The previous volume ended with the remaining four (Dani, Rahne, Sam, Roberto) going on what would become a multi-issue trip to the Amazon, where they make the unlikely find of a lost city of Ancient Romans and Incas living under a Republican government (which is threatened by a monarchist senator); alone, the four must navigate the turbulent politics of the city, find an ally in the daughter of one senator, Amara Aquilla (codenamed Magma), and survive their first encounter with the recurring villainess Selene, a mutant psychic vampire. Coming home, another castmember is added, in the form of Illyana Rasputin/Magik, the younger sister of the X-Man Colossus, a mutant magician, and the New Mutants become acquainted with her concealed, horrible past in the demonic realm of Limbo. Afterwards, the New Mutants and junior X-(Wo)Man Shadowcat (who had earlier condescendingly called the group the "X-babies") must team-up to battle the X-Men's recurring nemeses, the Hellfire Club, and, in particular, the White Queen, Emma Frost. This closing story arc also includes the first appearance in the series of the New Mutants' opposite numbers at Frost's Massachusetts Academy, the Hellions, including future X-Man Warpath (then called Thunderbird). This run of stories ends on something of a cliffhanger, promising big story developments and the arrival of acclaimed artist Bill Sienkiewicz.
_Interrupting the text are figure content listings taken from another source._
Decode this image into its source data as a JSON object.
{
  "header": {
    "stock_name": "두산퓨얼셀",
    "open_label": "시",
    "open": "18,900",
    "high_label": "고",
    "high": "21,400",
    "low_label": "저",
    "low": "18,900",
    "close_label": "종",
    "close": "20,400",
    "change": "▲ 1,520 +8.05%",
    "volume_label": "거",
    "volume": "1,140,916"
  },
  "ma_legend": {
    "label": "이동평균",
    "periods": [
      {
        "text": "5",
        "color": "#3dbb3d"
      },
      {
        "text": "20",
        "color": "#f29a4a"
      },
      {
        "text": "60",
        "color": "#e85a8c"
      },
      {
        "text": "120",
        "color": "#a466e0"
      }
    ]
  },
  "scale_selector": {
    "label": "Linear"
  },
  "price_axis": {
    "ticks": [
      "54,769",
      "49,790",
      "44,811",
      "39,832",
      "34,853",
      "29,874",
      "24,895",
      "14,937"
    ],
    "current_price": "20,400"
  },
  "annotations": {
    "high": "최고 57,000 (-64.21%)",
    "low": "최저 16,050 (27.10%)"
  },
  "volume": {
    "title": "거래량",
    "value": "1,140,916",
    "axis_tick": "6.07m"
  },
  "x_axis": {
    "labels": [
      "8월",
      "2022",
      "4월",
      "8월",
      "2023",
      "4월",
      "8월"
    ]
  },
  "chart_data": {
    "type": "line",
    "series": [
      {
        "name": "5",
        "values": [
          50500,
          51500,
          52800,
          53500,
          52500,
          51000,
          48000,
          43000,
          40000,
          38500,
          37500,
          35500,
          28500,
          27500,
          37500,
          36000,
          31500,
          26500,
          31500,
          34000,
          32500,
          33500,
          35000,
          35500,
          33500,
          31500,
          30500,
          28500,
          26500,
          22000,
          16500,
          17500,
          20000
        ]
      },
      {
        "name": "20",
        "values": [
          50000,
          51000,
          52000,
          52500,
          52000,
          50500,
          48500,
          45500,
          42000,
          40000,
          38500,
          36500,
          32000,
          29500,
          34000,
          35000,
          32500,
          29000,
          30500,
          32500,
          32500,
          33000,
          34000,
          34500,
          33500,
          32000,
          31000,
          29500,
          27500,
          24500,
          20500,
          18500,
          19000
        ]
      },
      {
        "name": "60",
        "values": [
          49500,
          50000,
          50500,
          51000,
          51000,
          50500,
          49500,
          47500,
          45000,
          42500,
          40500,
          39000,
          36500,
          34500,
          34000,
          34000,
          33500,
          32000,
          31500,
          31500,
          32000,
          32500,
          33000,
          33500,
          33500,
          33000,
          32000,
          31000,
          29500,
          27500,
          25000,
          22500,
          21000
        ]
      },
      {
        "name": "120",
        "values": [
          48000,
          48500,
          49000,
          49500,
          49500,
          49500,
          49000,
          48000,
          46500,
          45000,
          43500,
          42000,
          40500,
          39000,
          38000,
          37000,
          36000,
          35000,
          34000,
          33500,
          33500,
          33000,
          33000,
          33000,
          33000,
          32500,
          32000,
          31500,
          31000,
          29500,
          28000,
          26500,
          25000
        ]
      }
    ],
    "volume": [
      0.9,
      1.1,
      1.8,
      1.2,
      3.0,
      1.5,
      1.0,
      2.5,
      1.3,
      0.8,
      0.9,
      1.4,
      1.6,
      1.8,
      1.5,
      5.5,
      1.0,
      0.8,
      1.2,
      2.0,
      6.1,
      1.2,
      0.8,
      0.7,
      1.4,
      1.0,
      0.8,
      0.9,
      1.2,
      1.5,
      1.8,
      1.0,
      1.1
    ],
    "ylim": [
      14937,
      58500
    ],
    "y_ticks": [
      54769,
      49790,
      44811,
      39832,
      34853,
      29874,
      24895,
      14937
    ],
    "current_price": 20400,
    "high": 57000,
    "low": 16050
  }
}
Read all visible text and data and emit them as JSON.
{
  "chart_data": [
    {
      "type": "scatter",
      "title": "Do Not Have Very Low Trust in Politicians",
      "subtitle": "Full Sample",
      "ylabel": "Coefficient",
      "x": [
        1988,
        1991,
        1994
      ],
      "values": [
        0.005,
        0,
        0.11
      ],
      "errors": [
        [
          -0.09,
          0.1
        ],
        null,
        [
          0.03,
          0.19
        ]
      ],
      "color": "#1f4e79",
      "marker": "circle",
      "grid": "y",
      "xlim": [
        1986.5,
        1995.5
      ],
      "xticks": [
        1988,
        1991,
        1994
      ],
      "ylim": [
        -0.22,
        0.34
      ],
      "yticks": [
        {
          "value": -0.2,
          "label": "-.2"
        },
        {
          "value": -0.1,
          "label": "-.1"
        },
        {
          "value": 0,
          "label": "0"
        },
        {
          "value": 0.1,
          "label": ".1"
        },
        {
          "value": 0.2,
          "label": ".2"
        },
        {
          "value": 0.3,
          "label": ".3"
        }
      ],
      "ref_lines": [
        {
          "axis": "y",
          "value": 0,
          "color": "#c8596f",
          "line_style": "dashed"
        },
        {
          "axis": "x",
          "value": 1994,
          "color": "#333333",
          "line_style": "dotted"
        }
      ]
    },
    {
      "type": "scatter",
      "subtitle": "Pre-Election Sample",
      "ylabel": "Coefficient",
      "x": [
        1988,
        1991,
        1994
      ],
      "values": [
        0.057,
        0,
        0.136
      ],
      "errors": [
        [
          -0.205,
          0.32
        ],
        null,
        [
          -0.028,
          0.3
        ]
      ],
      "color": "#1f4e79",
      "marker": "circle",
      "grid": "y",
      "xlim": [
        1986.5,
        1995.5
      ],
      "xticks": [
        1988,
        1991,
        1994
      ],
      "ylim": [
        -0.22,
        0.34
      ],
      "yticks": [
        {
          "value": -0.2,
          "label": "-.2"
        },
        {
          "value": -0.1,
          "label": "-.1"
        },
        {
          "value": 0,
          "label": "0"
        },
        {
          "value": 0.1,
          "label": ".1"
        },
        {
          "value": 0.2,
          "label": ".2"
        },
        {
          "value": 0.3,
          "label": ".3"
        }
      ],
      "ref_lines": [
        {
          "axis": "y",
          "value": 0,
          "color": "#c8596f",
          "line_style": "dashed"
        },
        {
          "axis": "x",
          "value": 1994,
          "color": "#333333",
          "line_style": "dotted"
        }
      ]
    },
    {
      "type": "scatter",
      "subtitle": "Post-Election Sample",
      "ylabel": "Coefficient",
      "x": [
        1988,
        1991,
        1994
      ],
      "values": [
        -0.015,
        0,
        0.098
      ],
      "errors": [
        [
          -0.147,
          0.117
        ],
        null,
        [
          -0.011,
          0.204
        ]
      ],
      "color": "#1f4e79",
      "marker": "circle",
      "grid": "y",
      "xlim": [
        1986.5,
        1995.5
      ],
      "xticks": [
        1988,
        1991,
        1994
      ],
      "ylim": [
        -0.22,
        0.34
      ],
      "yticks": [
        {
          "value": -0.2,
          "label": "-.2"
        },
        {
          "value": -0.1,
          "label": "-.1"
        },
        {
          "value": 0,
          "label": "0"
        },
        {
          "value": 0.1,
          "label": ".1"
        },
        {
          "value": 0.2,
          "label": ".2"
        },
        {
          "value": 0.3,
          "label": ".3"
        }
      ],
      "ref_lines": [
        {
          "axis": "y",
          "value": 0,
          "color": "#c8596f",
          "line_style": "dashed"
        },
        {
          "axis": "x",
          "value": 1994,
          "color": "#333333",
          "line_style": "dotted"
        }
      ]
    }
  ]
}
Chris Claremont is a widely derided writer these days, having atrophied as a writer over the decades, losing the originality in years of repetitive stories and failing to keep up with changes in writing style. However, here he is at the top of his game, producing enjoyable adventure stories while at the same time expertly juggling his cast, giving insight into their feelings and motivations, and, as best as anyone has ever done, capturing the potential of the mutant allegory: the kids are gifted with incredible powers, which, particularly in the cases of newcomers Illyana and Amara, also come with considerable risks, and they must learn to control their power. Professor Xavier, nowadays often characterized as a manipulator, is perfectly characterized here; "Xavier's Dream" is never more real in the pages of these stories. The artist for this volume is reliable Marvel penciller Sal Buscema, unfortunately sandwiched between McLeod and Sienkiewicz, two more famous artists; nevertheless, his contributions to the New Mutants are worthy.
This series is recommend to fans of Marvel's mutants in arguably their finest era.